Acid Reflux Immediately Above the Squamocolumnar Junction and in the Distal Esophagus: Simultaneous pH Monitoring Using the Wireless Capsule pH System

Wenner, Jörgen; Johnsson, Folke; Johansson, Jan; Öberg, Stefan
August 2006
American Journal of Gastroenterology;Aug2006, Vol. 101 Issue 8, p1734
Academic Journal
OBJECTIVES: The pattern of reflux in the most distal esophagus of asymptomatic individuals is largely unknown. Using a wireless technique we compared the degree and the pattern of acid reflux just above the squamocolumnar junction (SCJ) with that measured at the conventional level for pH monitoring. METHODS: Fifty-three asymptomatic volunteers underwent endoscopy with transoral placement of two pH recording capsules, one immediately above and one 6 cm above the SCJ. Ambulatory pH monitoring was performed during 48 h.
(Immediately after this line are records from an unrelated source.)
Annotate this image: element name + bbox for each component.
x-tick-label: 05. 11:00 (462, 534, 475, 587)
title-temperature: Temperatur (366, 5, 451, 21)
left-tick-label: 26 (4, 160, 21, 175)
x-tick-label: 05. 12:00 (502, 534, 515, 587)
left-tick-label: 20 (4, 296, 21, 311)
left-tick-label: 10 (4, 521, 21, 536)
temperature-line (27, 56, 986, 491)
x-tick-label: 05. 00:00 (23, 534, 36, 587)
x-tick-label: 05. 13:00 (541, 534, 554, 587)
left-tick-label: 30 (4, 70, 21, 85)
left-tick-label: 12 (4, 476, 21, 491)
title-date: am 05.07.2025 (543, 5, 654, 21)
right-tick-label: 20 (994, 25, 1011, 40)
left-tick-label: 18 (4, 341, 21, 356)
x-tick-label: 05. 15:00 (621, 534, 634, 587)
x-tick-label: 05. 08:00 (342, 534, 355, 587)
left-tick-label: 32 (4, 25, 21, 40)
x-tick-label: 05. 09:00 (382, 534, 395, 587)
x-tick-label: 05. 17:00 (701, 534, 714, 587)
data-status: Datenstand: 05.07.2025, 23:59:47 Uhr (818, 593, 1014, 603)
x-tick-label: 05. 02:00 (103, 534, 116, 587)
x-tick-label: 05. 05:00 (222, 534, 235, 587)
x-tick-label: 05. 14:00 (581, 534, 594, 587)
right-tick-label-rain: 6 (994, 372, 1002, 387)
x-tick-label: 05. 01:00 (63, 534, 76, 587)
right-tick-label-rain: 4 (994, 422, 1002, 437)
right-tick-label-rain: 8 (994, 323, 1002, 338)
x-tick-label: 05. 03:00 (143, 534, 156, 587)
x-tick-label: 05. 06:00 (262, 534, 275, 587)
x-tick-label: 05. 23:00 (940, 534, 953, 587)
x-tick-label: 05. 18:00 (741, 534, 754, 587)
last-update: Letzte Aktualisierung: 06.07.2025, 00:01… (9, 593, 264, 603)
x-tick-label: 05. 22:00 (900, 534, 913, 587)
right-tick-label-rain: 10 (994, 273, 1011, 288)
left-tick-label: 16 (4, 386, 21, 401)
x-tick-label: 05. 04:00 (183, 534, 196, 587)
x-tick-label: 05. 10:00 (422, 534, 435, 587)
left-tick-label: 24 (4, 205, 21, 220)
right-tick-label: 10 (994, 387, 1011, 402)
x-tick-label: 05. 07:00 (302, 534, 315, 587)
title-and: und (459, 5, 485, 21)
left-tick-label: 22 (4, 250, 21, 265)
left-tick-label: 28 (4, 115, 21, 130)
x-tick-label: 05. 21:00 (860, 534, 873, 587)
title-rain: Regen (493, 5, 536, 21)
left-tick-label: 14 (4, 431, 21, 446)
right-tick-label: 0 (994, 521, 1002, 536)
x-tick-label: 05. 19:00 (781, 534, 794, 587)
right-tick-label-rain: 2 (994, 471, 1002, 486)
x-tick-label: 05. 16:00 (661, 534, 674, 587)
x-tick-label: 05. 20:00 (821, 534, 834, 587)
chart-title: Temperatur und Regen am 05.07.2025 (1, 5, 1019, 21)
RESULTS: Three subjects were excluded as the distal capsule was inadvertently placed with the pH electrode below the SCJ. The median percent time with pH < 4 and the median number of reflux episodes were significantly higher immediately above the SCJ compared with that found more proximally (1.6% vs 0.9% and 67 vs 26, p < 0.0001). Of all acid reflux events, 69% were isolated episodes immediately above the SCJ. Only 26% of reflux episodes detected at the SCJ extended to the more proximal pH electrode. Reflux events occurring just above the SCJ were more acidic. The number of reflux events with a minimum pH below 2 or 3 was significantly higher at the SCJ compared with that recorded by the upper capsule (16% and 44% vs 6% and 34%, p < 0.0001). CONCLUSIONS: Conventional pH monitoring substantially underestimates the degree of acid exposure in the most distal esophagus. In healthy subjects, acid exposure immediately above the SCJ was considerably higher and was characterized by shorter reflux episodes that had a lower minimum pH compared with that measured at the traditional level for pH monitoring.